Iteration Stats (4096 files): min=56ms, avg=59ms, p90=62ms, p95=63ms, p99=68ms, max=77ms
Per File: 14411ns

Output from an Ubuntu 18.04 VM on an Intel NUC with a SATA 2 SSD:


Iteration Stats (4096 files): min=10ms, avg=11ms, p90=12ms, p95=13ms, p99=15ms, max=18ms
Per File: 2786ns

Output from an Ubuntu 19.04 Linux machine on an EVO 960 SSD:


Iteration Stats (4096 files): min=4ms, avg=5ms, p90=5ms, p95=5ms, p99=6ms, max=7ms
Per File: 1314ns

The other significant factor is the amount of whitespace in the KSP1 files. I have 76MB of .cfg files in my fairly lightweight Windows folder, and about 16MB of that is [edit: beginning-of-line] whitespace... On startup, you spend quite a lot of time skipping over this.

I was able to shave a chunk of my startup time by running this under wsl on my ksp .cfg files:

# s://.*?([\r\n]+):$1: - removes comments but leaves end-of-line as is
# s:^[ \t]+::  - removes leading whitespaces
# s:[ \t]+([\r\n]+):$1: - removes trailing whitespaces but leaves end-of-line as is
find . -name \*.cfg -print0 | xargs -0 perl -i -pe 's://.*?([\r\n]+):$1:; s:^[ \t]+::; s:[ \t]+([\r\n]+):$1:'

Fair enough - the file format has been a great boon to the modding community, I get that, and I get how handy it is as a dev not to have to put files thru the asset pipeline to see a change.

Could you maybe at least convert the outputs to a binary representation and cache those in N large files? Allocate a bunch of padding between source files so that relatively small changes don't require rebuilding the entire file.

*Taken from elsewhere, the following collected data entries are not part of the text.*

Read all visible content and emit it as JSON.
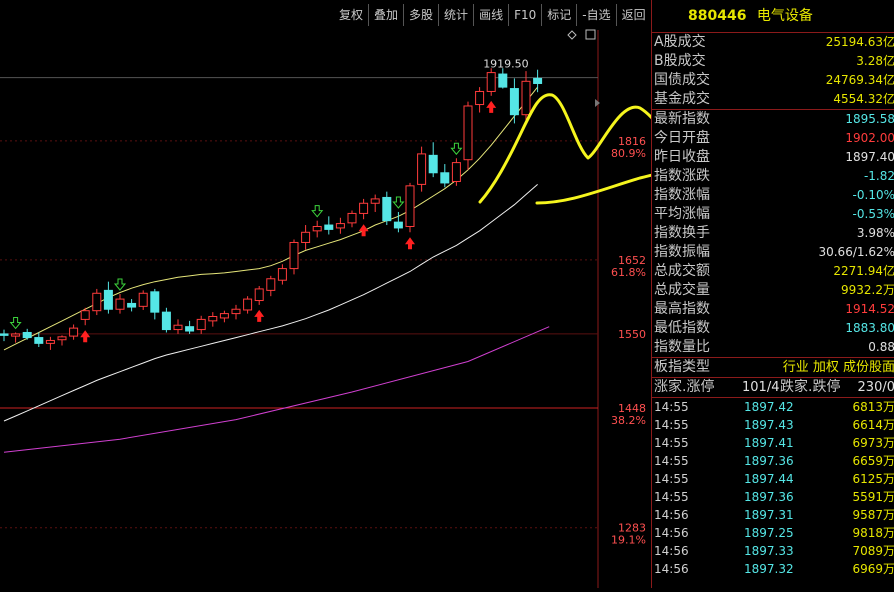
{
  "toolbar": [
    "复权",
    "叠加",
    "多股",
    "统计",
    "画线",
    "F10",
    "标记",
    "-自选",
    "返回"
  ],
  "header": {
    "code": "880446",
    "name": "电气设备"
  },
  "market_stats": [
    {
      "label": "A股成交",
      "value": "25194.63亿",
      "color": "#e6e600"
    },
    {
      "label": "B股成交",
      "value": "3.28亿",
      "color": "#e6e600"
    },
    {
      "label": "国债成交",
      "value": "24769.34亿",
      "color": "#e6e600"
    },
    {
      "label": "基金成交",
      "value": "4554.32亿",
      "color": "#e6e600"
    }
  ],
  "index_stats": [
    {
      "label": "最新指数",
      "value": "1895.58",
      "color": "#55e6e6"
    },
    {
      "label": "今日开盘",
      "value": "1902.00",
      "color": "#ff3c3c"
    },
    {
      "label": "昨日收盘",
      "value": "1897.40",
      "color": "#e0e0e0"
    },
    {
      "label": "指数涨跌",
      "value": "-1.82",
      "color": "#55e6e6"
    },
    {
      "label": "指数涨幅",
      "value": "-0.10%",
      "color": "#55e6e6"
    },
    {
      "label": "平均涨幅",
      "value": "-0.53%",
      "color": "#55e6e6"
    },
    {
      "label": "指数换手",
      "value": "3.98%",
      "color": "#e0e0e0"
    },
    {
      "label": "指数振幅",
      "value": "30.66/1.62%",
      "color": "#e0e0e0"
    },
    {
      "label": "总成交额",
      "value": "2271.94亿",
      "color": "#e6e600"
    },
    {
      "label": "总成交量",
      "value": "9932.2万",
      "color": "#e6e600"
    },
    {
      "label": "最高指数",
      "value": "1914.52",
      "color": "#ff3c3c"
    },
    {
      "label": "最低指数",
      "value": "1883.80",
      "color": "#55e6e6"
    },
    {
      "label": "指数量比",
      "value": "0.88",
      "color": "#e0e0e0"
    }
  ],
  "board_type": {
    "label": "板指类型",
    "value": "行业 加权 成份股面"
  },
  "breadth": {
    "up_label": "涨家.涨停",
    "up_value": "101/4",
    "down_label": "跌家.跌停",
    "down_value": "230/0"
  },
  "trades": [
    {
      "time": "14:55",
      "price": "1897.42",
      "vol": "6813万"
    },
    {
      "time": "14:55",
      "price": "1897.43",
      "vol": "6614万"
    },
    {
      "time": "14:55",
      "price": "1897.41",
      "vol": "6973万"
    },
    {
      "time": "14:55",
      "price": "1897.36",
      "vol": "6659万"
    },
    {
      "time": "14:55",
      "price": "1897.44",
      "vol": "6125万"
    },
    {
      "time": "14:55",
      "price": "1897.36",
      "vol": "5591万"
    },
    {
      "time": "14:56",
      "price": "1897.31",
      "vol": "9587万"
    },
    {
      "time": "14:56",
      "price": "1897.25",
      "vol": "9818万"
    },
    {
      "time": "14:56",
      "price": "1897.33",
      "vol": "7089万"
    },
    {
      "time": "14:56",
      "price": "1897.32",
      "vol": "6969万"
    }
  ],
  "chart_data": {
    "type": "candlestick",
    "y_ticks": [
      {
        "value": 1816,
        "pct": "80.9%"
      },
      {
        "value": 1652,
        "pct": "61.8%"
      },
      {
        "value": 1550,
        "pct": ""
      },
      {
        "value": 1448,
        "pct": "38.2%"
      },
      {
        "value": 1283,
        "pct": "19.1%"
      }
    ],
    "high_label": "1919.50",
    "candles": [
      {
        "o": 1550,
        "h": 1556,
        "l": 1540,
        "c": 1548
      },
      {
        "o": 1547,
        "h": 1552,
        "l": 1538,
        "c": 1550
      },
      {
        "o": 1552,
        "h": 1557,
        "l": 1542,
        "c": 1545
      },
      {
        "o": 1545,
        "h": 1552,
        "l": 1532,
        "c": 1537
      },
      {
        "o": 1537,
        "h": 1546,
        "l": 1528,
        "c": 1541
      },
      {
        "o": 1542,
        "h": 1548,
        "l": 1534,
        "c": 1546
      },
      {
        "o": 1547,
        "h": 1563,
        "l": 1542,
        "c": 1558
      },
      {
        "o": 1570,
        "h": 1586,
        "l": 1562,
        "c": 1582
      },
      {
        "o": 1582,
        "h": 1612,
        "l": 1576,
        "c": 1606
      },
      {
        "o": 1610,
        "h": 1622,
        "l": 1578,
        "c": 1584
      },
      {
        "o": 1584,
        "h": 1605,
        "l": 1578,
        "c": 1598
      },
      {
        "o": 1592,
        "h": 1598,
        "l": 1581,
        "c": 1587
      },
      {
        "o": 1588,
        "h": 1610,
        "l": 1583,
        "c": 1606
      },
      {
        "o": 1608,
        "h": 1612,
        "l": 1570,
        "c": 1580
      },
      {
        "o": 1580,
        "h": 1586,
        "l": 1552,
        "c": 1556
      },
      {
        "o": 1556,
        "h": 1570,
        "l": 1550,
        "c": 1562
      },
      {
        "o": 1560,
        "h": 1568,
        "l": 1550,
        "c": 1554
      },
      {
        "o": 1556,
        "h": 1575,
        "l": 1550,
        "c": 1570
      },
      {
        "o": 1568,
        "h": 1580,
        "l": 1560,
        "c": 1574
      },
      {
        "o": 1572,
        "h": 1582,
        "l": 1566,
        "c": 1578
      },
      {
        "o": 1578,
        "h": 1590,
        "l": 1570,
        "c": 1584
      },
      {
        "o": 1583,
        "h": 1602,
        "l": 1578,
        "c": 1598
      },
      {
        "o": 1596,
        "h": 1616,
        "l": 1590,
        "c": 1612
      },
      {
        "o": 1610,
        "h": 1630,
        "l": 1602,
        "c": 1626
      },
      {
        "o": 1624,
        "h": 1646,
        "l": 1618,
        "c": 1640
      },
      {
        "o": 1640,
        "h": 1680,
        "l": 1632,
        "c": 1676
      },
      {
        "o": 1676,
        "h": 1700,
        "l": 1666,
        "c": 1690
      },
      {
        "o": 1692,
        "h": 1706,
        "l": 1683,
        "c": 1698
      },
      {
        "o": 1700,
        "h": 1712,
        "l": 1687,
        "c": 1694
      },
      {
        "o": 1696,
        "h": 1710,
        "l": 1688,
        "c": 1702
      },
      {
        "o": 1703,
        "h": 1720,
        "l": 1697,
        "c": 1716
      },
      {
        "o": 1716,
        "h": 1736,
        "l": 1708,
        "c": 1730
      },
      {
        "o": 1730,
        "h": 1742,
        "l": 1718,
        "c": 1736
      },
      {
        "o": 1738,
        "h": 1746,
        "l": 1700,
        "c": 1706
      },
      {
        "o": 1704,
        "h": 1718,
        "l": 1690,
        "c": 1696
      },
      {
        "o": 1698,
        "h": 1758,
        "l": 1690,
        "c": 1754
      },
      {
        "o": 1756,
        "h": 1808,
        "l": 1746,
        "c": 1798
      },
      {
        "o": 1796,
        "h": 1814,
        "l": 1766,
        "c": 1772
      },
      {
        "o": 1772,
        "h": 1784,
        "l": 1752,
        "c": 1758
      },
      {
        "o": 1760,
        "h": 1792,
        "l": 1754,
        "c": 1786
      },
      {
        "o": 1790,
        "h": 1870,
        "l": 1776,
        "c": 1864
      },
      {
        "o": 1866,
        "h": 1890,
        "l": 1855,
        "c": 1884
      },
      {
        "o": 1884,
        "h": 1916,
        "l": 1878,
        "c": 1910
      },
      {
        "o": 1908,
        "h": 1916,
        "l": 1888,
        "c": 1890
      },
      {
        "o": 1888,
        "h": 1902,
        "l": 1840,
        "c": 1852
      },
      {
        "o": 1852,
        "h": 1912,
        "l": 1838,
        "c": 1898
      },
      {
        "o": 1902,
        "h": 1914,
        "l": 1883,
        "c": 1895
      }
    ],
    "ma_short": [
      1528,
      1536,
      1544,
      1552,
      1560,
      1568,
      1576,
      1584,
      1592,
      1600,
      1607,
      1613,
      1618,
      1622,
      1625,
      1628,
      1630,
      1632,
      1633,
      1634,
      1636,
      1638,
      1640,
      1644,
      1650,
      1658,
      1665,
      1670,
      1675,
      1680,
      1686,
      1692,
      1700,
      1706,
      1712,
      1720,
      1730,
      1740,
      1750,
      1762,
      1776,
      1792,
      1810,
      1830,
      1850,
      1870,
      1890
    ],
    "ma_mid": [
      1430,
      1437,
      1444,
      1451,
      1458,
      1465,
      1472,
      1479,
      1486,
      1492,
      1498,
      1504,
      1510,
      1516,
      1521,
      1525,
      1529,
      1533,
      1537,
      1541,
      1545,
      1549,
      1553,
      1557,
      1561,
      1566,
      1571,
      1577,
      1583,
      1590,
      1597,
      1604,
      1612,
      1620,
      1628,
      1636,
      1646,
      1656,
      1664,
      1672,
      1682,
      1692,
      1704,
      1716,
      1728,
      1742,
      1756
    ],
    "ma_long": {
      "x": [
        0,
        10,
        20,
        30,
        40,
        47
      ],
      "y": [
        1387,
        1405,
        1432,
        1470,
        1512,
        1560
      ]
    },
    "signals": [
      {
        "i": 1,
        "type": "up-hollow"
      },
      {
        "i": 10,
        "type": "up-hollow"
      },
      {
        "i": 7,
        "type": "down-solid"
      },
      {
        "i": 22,
        "type": "down-solid"
      },
      {
        "i": 27,
        "type": "up-hollow"
      },
      {
        "i": 31,
        "type": "down-solid"
      },
      {
        "i": 34,
        "type": "up-hollow"
      },
      {
        "i": 35,
        "type": "down-solid"
      },
      {
        "i": 39,
        "type": "up-hollow"
      },
      {
        "i": 42,
        "type": "down-solid"
      }
    ],
    "hlines": [
      1903,
      1816,
      1652,
      1550,
      1448,
      1283
    ],
    "ylim": [
      1200,
      2010
    ]
  }
}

The other thing you might consider is parallelizing tokenization vs loading. On a fast filesystem, the tokenization will be unlikely to starve the alloc-heavy instantiator, on a slow filesystem it may fall behind but it will still be significantly faster than before.

 

Edited by kfsone
Link to comment
Share on other sites

Interesting analysis.  I'm not sure how the devs will approach this, but I could see the current config file format staying fairly static (or at least being left as something similar) - unless you're heavily modded, it's not going to add huge amounts of time.  (Though parallelization would be a good idea.)  Module Manager already tries to do the caching to an extent, and it shows the main issue with caching for this: You still need to check for changes to see if the cache is still valid.

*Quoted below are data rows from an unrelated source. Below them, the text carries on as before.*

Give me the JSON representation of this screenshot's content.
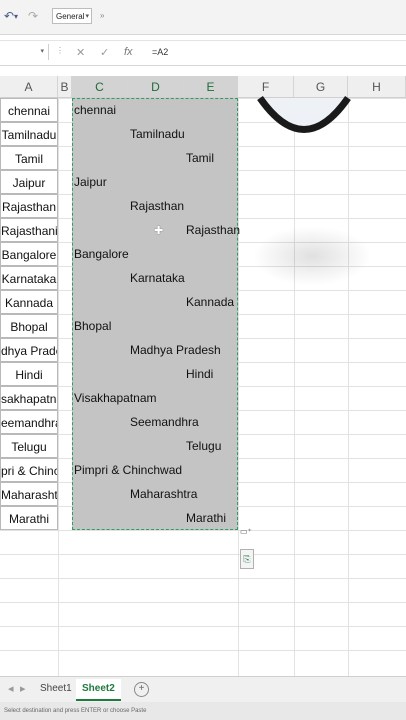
{
  "toolbar": {
    "number_format": "General",
    "undo_icon": "undo-icon",
    "redo_icon": "redo-icon"
  },
  "formula_bar": {
    "name_box": "",
    "formula": "=A2",
    "cancel_icon": "close-icon",
    "enter_icon": "check-icon",
    "fx_icon": "fx-icon"
  },
  "columns": [
    "A",
    "B",
    "C",
    "D",
    "E",
    "F",
    "G",
    "H"
  ],
  "col_a_values": [
    "chennai",
    "Tamilnadu",
    "Tamil",
    "Jaipur",
    "Rajasthan",
    "Rajasthani",
    "Bangalore",
    "Karnataka",
    "Kannada",
    "Bhopal",
    "Madhya Pradesh",
    "Hindi",
    "Visakhapatnam",
    "Seemandhra",
    "Telugu",
    "Pimpri & Chinchwad",
    "Maharashtra",
    "Marathi"
  ],
  "col_a_display": [
    "chennai",
    "Tamilnadu",
    "Tamil",
    "Jaipur",
    "Rajasthan",
    "Rajasthani",
    "Bangalore",
    "Karnataka",
    "Kannada",
    "Bhopal",
    "dhya Pradesh",
    "Hindi",
    "sakhapatnam",
    "eemandhra",
    "Telugu",
    "pri & Chinchwa",
    "Maharashtra",
    "Marathi"
  ],
  "selection_cells": [
    {
      "col": "C",
      "value": "chennai"
    },
    {
      "col": "D",
      "value": "Tamilnadu"
    },
    {
      "col": "E",
      "value": "Tamil"
    },
    {
      "col": "C",
      "value": "Jaipur"
    },
    {
      "col": "D",
      "value": "Rajasthan"
    },
    {
      "col": "E",
      "value": "Rajasthan"
    },
    {
      "col": "C",
      "value": "Bangalore"
    },
    {
      "col": "D",
      "value": "Karnataka"
    },
    {
      "col": "E",
      "value": "Kannada"
    },
    {
      "col": "C",
      "value": "Bhopal"
    },
    {
      "col": "D",
      "value": "Madhya Pradesh"
    },
    {
      "col": "E",
      "value": "Hindi"
    },
    {
      "col": "C",
      "value": "Visakhapatnam"
    },
    {
      "col": "D",
      "value": "Seemandhra"
    },
    {
      "col": "E",
      "value": "Telugu"
    },
    {
      "col": "C",
      "value": "Pimpri & Chinchwad"
    },
    {
      "col": "D",
      "value": "Maharashtra"
    },
    {
      "col": "E",
      "value": "Marathi"
    }
  ],
  "sheets": [
    "Sheet1",
    "Sheet2"
  ],
  "active_sheet": "Sheet2",
  "status": "Select destination and press ENTER or choose Paste",
  "colors": {
    "selection_fill": "#c4c4c4",
    "selection_border": "#2e9c63",
    "active_tab": "#1f7a3f"
  }
}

Personally if I were on the dev team I'd be looking at something like SQLite for the main save file/craft file format.  It's not much harder to work with manually than a text file, but it'll be far more robust in use.  But that's just a personal thought.

Link to comment
Share on other sites

40 minutes ago, DStaal said:

the main issue with caching for this: You still need to check for changes to see if the cache is still valid

Personally if I were on the dev team I'd be looking at something like SQLite for the main save file/craft file format.  It's not much harder to work with manually than a text file, but it'll be far more robust in use.  But that's just a personal thought.

`stat`ing files is much cheaper than opening them, and if you choose your directory crawl carefully you get that info with your list of files and without any further effort. ext4 and ntfs anticipate and optimize for this pattern.

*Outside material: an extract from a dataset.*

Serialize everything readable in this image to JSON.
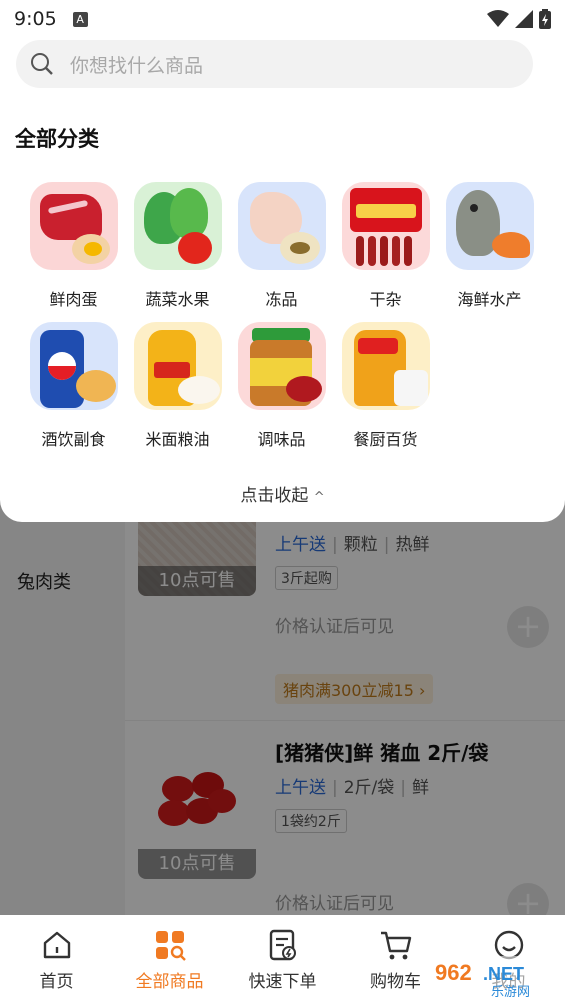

If they want a text format, they should really consider using an existing one optimized for performance, such as json or https://cuelang.org/. If they choose yaml, I'm gonna necrorez this thread and beg everyone to kick me in the head, though.

Other options, especially since they're talking multi-player, would be using something like thrift/protobuf/grpc and serializing the message formats. Yes, as a programmer, I love that I can open the files in vim/emacs/vscode/textedit ... And yes, I hate the guy who says "if we did it in formatX we could write an editor", but the other option is to look at scripting choices like Jupyter Notebooks where you can use a textual entry/modification method that translates to a binary representation.

Going to something like sqlite would reap the benefits of a single file that can be mmap/createfilemapping'd, definite win there. It can be a little more overhead than you bargain for, tho, and it means you have to start being a dba along with everything else. I've used sqlite for a few things, including https://pypi.org/project/tradedangerous/, but I supplemented it with textual ingestion and transfer formats so users still have access to text files if/when they want them, but general usage isn't bothered by them, and startup times are significantly less painful than they might have been.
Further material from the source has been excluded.